Re: dev_lock() contention for fdesc syscalls -- possible fix

From: Konstantin Belousov <kostikbel_at_gmail.com>
Date: Mon, 10 Nov 2014 10:34:57 +0200
On Mon, Nov 10, 2014 at 02:49:39AM +0100, Luigi Rizzo wrote:
> It was noticed that there is huge dev_lock() contention when multiple
> processes do a poll() even on independent file descriptors.
> 
> Turns out that not just poll but most syscalls on file descriptors
> (as opposed to sockets) in sys/fs/devfs/devfs_vnops.c including
> devfs_poll_f(), devfs_ioctl_f() and read/write share the problem
> as they use the following pattern
> 
>     devfs_poll_f() {
>         ...
>         devfs_fp_check(fp, ...) -->
>             kern/kern_conf.c :: devvn_refthread(fp->f_vnode, ...) -->
>                 dev_lock();
>                 dev = vp->v_rdev; // lock on vp ?
>                 ... check that dev != NULL
>                 atomic_add_long(&dev->si_threadcount, 1);
>                 dev_unlock();
>         dsw->d_poll()
>         dev_relthread() -->
>             atomic_subtract_rel_long(&dev->si_threadcount, 1);
>    }
> 
> 
> I believe that dev_lock() in devvn_refthread() is protecting
>         dev = vp->v_rdev
> (the cdev entry 'dev' cannot go away for the reasons stated below).
> 
> However looking at places where vp->v_rdev is modified, turns out
> that it only happens when holding VI_LOCK(vp) -- the places are
> devfs_allocv() and devfs_reclaim().
> There is one place in zfs where the vnode is created and v_rdev
> is set without holding a lock, so nobody can dereference it.
> 
> As a consequence i believe that if in devfs_fp_check() we replace
> dev_lock() / dev_unlock() with VI_LOCK(vp) / VI_UNLOCK(vp),
> we make sure that we can safely dereference vp->v_rdev, and the
> cdev cannot go away because the vnode has a reference to it.
> The counter uses an atomic instruction (so the release is lockless)
Vnode reference, as well as cdev reference, which is obtained by
dev_ref(), do not provide any protection there.  v_rdev is only
coincidentally protected by the vnode interlock.

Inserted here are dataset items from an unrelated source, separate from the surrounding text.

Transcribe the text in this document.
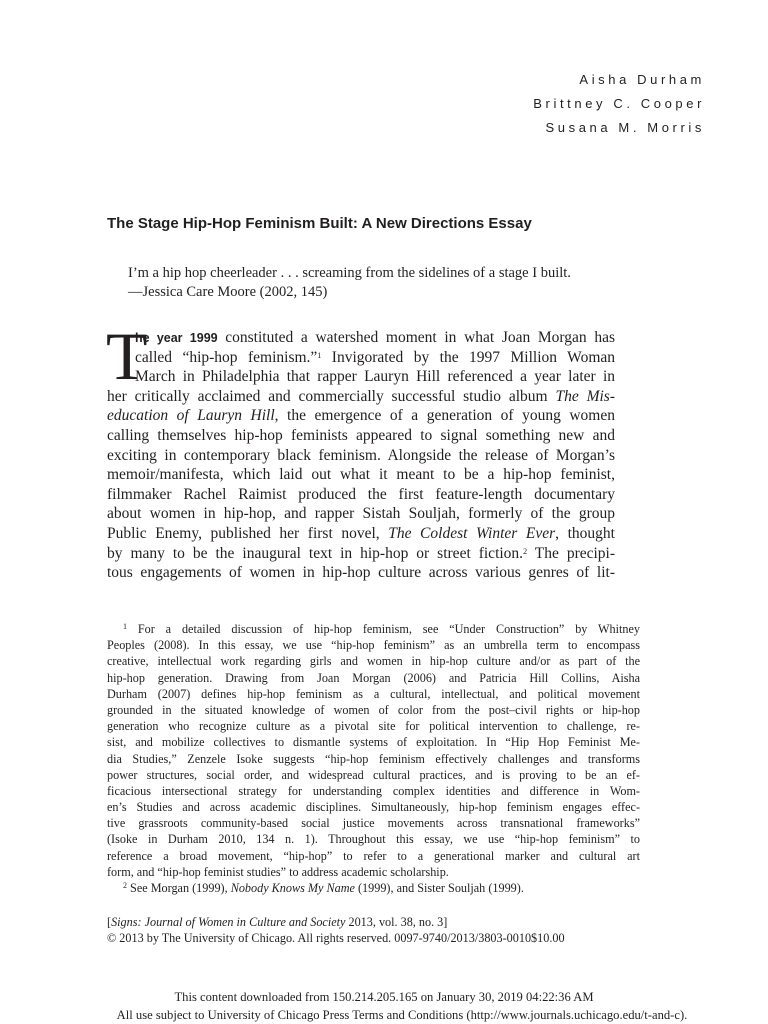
Aisha Durham
Brittney C. Cooper
Susana M. Morris
The Stage Hip-Hop Feminism Built: A New Directions Essay
I’m a hip hop cheerleader . . . screaming from the sidelines of a stage I built.
—Jessica Care Moore (2002, 145)
T
he year 1999 constituted a watershed moment in what Joan Morgan has
called “hip-hop feminism.”$^1$ Invigorated by the 1997 Million Woman
March in Philadelphia that rapper Lauryn Hill referenced a year later in
her critically acclaimed and commercially successful studio album The Mis-
education of Lauryn Hill, the emergence of a generation of young women
calling themselves hip-hop feminists appeared to signal something new and
exciting in contemporary black feminism. Alongside the release of Morgan’s
memoir/manifesta, which laid out what it meant to be a hip-hop feminist,
filmmaker Rachel Raimist produced the first feature-length documentary
about women in hip-hop, and rapper Sistah Souljah, formerly of the group
Public Enemy, published her first novel, The Coldest Winter Ever, thought
by many to be the inaugural text in hip-hop or street fiction.$^2$ The precipi-
tous engagements of women in hip-hop culture across various genres of lit-
$^1$ For a detailed discussion of hip-hop feminism, see “Under Construction” by Whitney
Peoples (2008). In this essay, we use “hip-hop feminism” as an umbrella term to encompass
creative, intellectual work regarding girls and women in hip-hop culture and/or as part of the
hip-hop generation. Drawing from Joan Morgan (2006) and Patricia Hill Collins, Aisha
Durham (2007) defines hip-hop feminism as a cultural, intellectual, and political movement
grounded in the situated knowledge of women of color from the post–civil rights or hip-hop
generation who recognize culture as a pivotal site for political intervention to challenge, re-
sist, and mobilize collectives to dismantle systems of exploitation. In “Hip Hop Feminist Me-
dia Studies,” Zenzele Isoke suggests “hip-hop feminism effectively challenges and transforms
power structures, social order, and widespread cultural practices, and is proving to be an ef-
ficacious intersectional strategy for understanding complex identities and difference in Wom-
en’s Studies and across academic disciplines. Simultaneously, hip-hop feminism engages effec-
tive grassroots community-based social justice movements across transnational frameworks”
(Isoke in Durham 2010, 134 n. 1). Throughout this essay, we use “hip-hop feminism” to
reference a broad movement, “hip-hop” to refer to a generational marker and cultural art
form, and “hip-hop feminist studies” to address academic scholarship.
$^2$ See Morgan (1999), Nobody Knows My Name (1999), and Sister Souljah (1999).
[Signs: Journal of Women in Culture and Society 2013, vol. 38, no. 3]
© 2013 by The University of Chicago. All rights reserved. 0097-9740/2013/3803-0010$10.00
This content downloaded from 150.214.205.165 on January 30, 2019 04:22:36 AM
All use subject to University of Chicago Press Terms and Conditions (http://www.journals.uchicago.edu/t-and-c).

If you look at larger part of the code, you would note that dev mutex
is held even after v_rdev is dereferenced.  The real protection it
provides is against race with destroy_dev(l)(), which could invalidate
dev->so_devsw at any moment when either device thread reference is
not held, or dev mutex is not held.  So your patch breaks the
device destruction.

> 
> This should be enough to remove the contention.
If you never calls destroy_dev() for the devfs node, you could use
MAKEDEV_ETERNAL flag for make_dev_credf(), which indicates that there
is no risk of race with destroy_dev() for the created node.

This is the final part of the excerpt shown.